Banks bailed out by the taxpayer during the financial crisis are telling investors they can avoid tax charges by investing in their in-house funds, a BBC Panorama investigation alleges.
At the Jersey-based Lloyds TSB Offshore office, an employee is understood to have discussed investing in the bank's High Income fund with the undercover Panorama customer.
The fund, with assets of almost £300m, is one of a number of Lloyds' funds which pay income using an agent in Hong Kong.
The Lloyds employee, in the course of his advice, allegedly told the undercover reporter income earned on deposits made in the tax 'haven' is paid to clients via Hong Kong to "get around" the European Savings Tax Directive.
"Income made from the fund would go to Hong Kong and then Hong Kong would send it out to all the clients, and that's how we get round it," the undercover reporter is told.

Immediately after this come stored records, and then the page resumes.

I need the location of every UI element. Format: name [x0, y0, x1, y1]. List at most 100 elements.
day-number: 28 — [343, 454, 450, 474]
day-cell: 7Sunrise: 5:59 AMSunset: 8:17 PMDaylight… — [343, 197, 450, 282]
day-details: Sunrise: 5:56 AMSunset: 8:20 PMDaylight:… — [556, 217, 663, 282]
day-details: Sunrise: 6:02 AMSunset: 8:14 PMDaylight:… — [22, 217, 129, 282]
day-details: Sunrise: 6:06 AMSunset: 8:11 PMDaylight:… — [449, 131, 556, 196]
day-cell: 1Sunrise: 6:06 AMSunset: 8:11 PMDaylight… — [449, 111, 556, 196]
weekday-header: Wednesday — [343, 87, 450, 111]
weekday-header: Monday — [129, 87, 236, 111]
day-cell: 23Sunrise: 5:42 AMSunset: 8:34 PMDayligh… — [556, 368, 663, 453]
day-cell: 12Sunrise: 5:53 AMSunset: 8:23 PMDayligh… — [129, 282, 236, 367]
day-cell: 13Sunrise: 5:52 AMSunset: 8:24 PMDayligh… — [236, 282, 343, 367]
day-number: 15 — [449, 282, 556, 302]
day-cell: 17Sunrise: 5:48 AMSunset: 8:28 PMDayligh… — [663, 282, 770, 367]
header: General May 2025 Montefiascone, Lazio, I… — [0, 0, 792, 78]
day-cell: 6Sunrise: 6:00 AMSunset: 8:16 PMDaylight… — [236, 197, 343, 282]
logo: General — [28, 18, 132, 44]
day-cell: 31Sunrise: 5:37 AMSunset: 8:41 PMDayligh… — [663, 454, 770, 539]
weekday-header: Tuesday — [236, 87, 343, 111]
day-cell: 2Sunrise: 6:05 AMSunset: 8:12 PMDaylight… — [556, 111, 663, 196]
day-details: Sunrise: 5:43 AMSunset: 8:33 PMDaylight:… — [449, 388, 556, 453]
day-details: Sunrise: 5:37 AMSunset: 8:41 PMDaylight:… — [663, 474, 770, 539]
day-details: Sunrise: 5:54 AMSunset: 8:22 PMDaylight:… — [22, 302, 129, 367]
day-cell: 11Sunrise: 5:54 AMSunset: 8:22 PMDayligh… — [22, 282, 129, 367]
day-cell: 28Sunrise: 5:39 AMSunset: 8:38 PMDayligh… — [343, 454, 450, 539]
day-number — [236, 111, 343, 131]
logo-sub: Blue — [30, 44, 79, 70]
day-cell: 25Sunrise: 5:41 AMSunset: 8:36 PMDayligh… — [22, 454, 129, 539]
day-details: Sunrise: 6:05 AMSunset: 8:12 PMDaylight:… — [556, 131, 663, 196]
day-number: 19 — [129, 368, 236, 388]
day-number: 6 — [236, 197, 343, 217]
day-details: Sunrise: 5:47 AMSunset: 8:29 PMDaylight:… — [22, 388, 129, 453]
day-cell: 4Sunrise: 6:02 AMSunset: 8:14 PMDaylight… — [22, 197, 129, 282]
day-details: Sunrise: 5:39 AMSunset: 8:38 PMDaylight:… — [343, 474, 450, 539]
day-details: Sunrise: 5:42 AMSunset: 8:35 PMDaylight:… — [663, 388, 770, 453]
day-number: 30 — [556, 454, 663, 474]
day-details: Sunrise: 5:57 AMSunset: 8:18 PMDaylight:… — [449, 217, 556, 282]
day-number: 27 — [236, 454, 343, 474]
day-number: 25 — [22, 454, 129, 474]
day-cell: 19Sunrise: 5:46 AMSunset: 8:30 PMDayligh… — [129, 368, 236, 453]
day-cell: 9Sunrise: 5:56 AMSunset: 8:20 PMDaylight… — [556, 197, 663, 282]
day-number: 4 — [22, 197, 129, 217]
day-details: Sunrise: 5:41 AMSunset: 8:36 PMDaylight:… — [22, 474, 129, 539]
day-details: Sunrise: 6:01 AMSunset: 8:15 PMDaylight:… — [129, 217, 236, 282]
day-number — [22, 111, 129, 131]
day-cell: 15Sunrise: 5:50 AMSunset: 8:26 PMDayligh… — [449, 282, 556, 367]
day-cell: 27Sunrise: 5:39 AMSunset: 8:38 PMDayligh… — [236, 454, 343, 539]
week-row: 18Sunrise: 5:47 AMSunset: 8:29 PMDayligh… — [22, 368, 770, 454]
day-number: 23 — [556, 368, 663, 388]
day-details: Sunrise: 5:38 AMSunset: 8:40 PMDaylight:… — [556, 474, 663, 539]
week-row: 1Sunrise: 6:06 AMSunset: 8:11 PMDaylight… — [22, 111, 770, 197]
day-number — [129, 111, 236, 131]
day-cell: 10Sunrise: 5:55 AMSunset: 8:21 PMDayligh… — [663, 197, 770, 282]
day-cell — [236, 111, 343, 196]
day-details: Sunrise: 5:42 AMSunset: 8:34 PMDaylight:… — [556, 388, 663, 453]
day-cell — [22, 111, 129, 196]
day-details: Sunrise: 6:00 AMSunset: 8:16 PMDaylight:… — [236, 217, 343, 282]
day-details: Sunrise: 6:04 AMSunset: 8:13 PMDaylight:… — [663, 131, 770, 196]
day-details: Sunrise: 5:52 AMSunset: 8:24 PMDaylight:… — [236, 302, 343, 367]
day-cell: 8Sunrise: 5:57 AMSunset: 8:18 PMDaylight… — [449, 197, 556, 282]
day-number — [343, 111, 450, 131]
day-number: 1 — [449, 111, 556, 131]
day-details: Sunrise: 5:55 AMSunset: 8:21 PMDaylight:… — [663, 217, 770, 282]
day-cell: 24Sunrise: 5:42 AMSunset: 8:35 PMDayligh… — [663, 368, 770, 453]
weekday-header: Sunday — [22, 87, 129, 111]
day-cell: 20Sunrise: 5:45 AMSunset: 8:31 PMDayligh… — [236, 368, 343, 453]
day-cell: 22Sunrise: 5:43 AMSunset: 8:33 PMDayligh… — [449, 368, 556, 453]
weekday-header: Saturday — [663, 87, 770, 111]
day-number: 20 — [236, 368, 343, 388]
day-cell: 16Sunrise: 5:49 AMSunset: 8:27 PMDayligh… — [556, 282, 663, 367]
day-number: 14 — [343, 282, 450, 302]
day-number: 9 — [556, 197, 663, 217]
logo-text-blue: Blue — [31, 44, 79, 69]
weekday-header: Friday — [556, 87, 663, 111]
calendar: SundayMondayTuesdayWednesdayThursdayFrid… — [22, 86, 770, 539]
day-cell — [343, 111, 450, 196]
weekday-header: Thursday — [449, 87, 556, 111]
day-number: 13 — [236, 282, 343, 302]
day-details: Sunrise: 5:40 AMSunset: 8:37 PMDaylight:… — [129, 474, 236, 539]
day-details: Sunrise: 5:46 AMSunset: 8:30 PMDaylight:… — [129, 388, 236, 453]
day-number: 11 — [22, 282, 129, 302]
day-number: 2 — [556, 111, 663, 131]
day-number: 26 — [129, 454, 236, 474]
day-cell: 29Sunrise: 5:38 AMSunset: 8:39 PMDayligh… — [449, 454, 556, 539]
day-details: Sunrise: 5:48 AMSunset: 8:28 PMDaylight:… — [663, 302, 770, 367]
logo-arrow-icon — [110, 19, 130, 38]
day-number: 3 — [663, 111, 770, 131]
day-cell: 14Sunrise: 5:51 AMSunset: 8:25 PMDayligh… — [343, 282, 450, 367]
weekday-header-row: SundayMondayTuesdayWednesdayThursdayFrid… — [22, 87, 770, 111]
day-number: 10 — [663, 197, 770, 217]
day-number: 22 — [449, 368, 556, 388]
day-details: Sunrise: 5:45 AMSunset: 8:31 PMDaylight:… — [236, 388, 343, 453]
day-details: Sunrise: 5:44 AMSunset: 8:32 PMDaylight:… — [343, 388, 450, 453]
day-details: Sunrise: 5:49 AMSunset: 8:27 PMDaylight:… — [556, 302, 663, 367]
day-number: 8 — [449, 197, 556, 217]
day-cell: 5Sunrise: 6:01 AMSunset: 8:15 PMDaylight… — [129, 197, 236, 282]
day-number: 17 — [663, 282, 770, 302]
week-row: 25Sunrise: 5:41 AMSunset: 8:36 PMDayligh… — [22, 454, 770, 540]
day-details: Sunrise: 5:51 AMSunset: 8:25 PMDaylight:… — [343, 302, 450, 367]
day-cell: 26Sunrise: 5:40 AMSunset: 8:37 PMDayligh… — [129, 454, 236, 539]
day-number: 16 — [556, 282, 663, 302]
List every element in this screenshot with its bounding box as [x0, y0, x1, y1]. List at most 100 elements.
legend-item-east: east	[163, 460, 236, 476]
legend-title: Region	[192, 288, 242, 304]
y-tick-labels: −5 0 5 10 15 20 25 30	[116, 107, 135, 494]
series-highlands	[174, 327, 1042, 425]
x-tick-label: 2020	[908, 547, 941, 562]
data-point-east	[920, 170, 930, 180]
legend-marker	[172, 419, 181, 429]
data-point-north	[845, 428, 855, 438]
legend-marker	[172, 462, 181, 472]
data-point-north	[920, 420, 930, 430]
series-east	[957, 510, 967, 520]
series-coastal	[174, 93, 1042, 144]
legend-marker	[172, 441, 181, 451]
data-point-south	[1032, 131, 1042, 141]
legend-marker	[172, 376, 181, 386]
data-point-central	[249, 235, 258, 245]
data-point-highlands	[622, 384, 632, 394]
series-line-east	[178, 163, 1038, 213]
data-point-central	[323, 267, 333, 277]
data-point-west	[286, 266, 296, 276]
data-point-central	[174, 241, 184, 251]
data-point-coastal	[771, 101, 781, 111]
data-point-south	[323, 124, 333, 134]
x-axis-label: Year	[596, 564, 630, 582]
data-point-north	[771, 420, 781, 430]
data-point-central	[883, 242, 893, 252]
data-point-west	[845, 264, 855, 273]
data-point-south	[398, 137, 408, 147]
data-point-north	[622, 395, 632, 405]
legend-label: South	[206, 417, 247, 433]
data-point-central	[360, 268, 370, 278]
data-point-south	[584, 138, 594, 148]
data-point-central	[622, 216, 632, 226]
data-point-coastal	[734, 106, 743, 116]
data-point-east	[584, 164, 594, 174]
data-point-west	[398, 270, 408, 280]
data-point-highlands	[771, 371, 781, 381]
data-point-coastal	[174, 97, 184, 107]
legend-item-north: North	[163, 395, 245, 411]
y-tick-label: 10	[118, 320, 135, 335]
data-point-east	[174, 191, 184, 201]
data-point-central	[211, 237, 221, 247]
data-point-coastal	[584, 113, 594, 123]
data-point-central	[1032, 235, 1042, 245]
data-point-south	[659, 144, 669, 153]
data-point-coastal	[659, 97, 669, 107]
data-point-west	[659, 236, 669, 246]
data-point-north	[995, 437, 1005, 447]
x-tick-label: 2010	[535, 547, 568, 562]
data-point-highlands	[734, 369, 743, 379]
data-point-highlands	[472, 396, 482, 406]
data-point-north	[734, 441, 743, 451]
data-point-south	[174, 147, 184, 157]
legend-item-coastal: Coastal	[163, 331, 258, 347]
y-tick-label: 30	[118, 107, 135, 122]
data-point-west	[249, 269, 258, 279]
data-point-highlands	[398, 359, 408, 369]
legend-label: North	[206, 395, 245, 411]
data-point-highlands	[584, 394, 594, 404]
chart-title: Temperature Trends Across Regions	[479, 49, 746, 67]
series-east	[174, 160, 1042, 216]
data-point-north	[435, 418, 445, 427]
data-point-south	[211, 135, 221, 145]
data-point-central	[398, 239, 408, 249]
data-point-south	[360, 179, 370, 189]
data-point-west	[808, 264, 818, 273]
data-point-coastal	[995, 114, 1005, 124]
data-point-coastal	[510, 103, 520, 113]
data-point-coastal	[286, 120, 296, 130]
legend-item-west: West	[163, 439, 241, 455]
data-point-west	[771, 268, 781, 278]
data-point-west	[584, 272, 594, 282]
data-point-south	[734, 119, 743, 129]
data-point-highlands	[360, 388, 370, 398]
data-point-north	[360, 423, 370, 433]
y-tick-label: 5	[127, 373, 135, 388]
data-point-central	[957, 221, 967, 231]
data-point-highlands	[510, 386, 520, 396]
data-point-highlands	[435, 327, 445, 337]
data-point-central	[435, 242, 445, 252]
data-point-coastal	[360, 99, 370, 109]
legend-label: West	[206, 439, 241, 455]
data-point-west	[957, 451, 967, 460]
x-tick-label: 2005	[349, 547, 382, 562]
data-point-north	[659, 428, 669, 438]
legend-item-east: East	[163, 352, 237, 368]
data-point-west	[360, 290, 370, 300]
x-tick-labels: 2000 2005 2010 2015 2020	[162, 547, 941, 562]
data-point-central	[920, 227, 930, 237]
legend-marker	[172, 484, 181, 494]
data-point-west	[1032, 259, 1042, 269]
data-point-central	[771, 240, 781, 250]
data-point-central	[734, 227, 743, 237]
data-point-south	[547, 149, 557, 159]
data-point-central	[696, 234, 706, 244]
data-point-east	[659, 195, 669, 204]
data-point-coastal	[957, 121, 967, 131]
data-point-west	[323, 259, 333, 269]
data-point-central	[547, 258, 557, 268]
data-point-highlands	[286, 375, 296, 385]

The Panorama reporter is understood to have told the Lloyds employee that he wished to avoid paying tax and asked about Inland Revenue income reporting requirements.
"It's of no interest to us whether you tell the tax man or not," he is allegedly told. "It's not our business."
In a statement responding to the Panorama investigation, Lloyds said: "Any advice we offer customers is made within the context of the robust anti money-laundering systems and processes we have in place.
"These processes are designed to ensure that colleagues are able to identify and report any suspicious activity on the part of our customers."
Northern Rock, which received over £27bn in taxpayers' money in 2008, also came in for criticism over its use of offshore tax havens for tax avoidance purposes.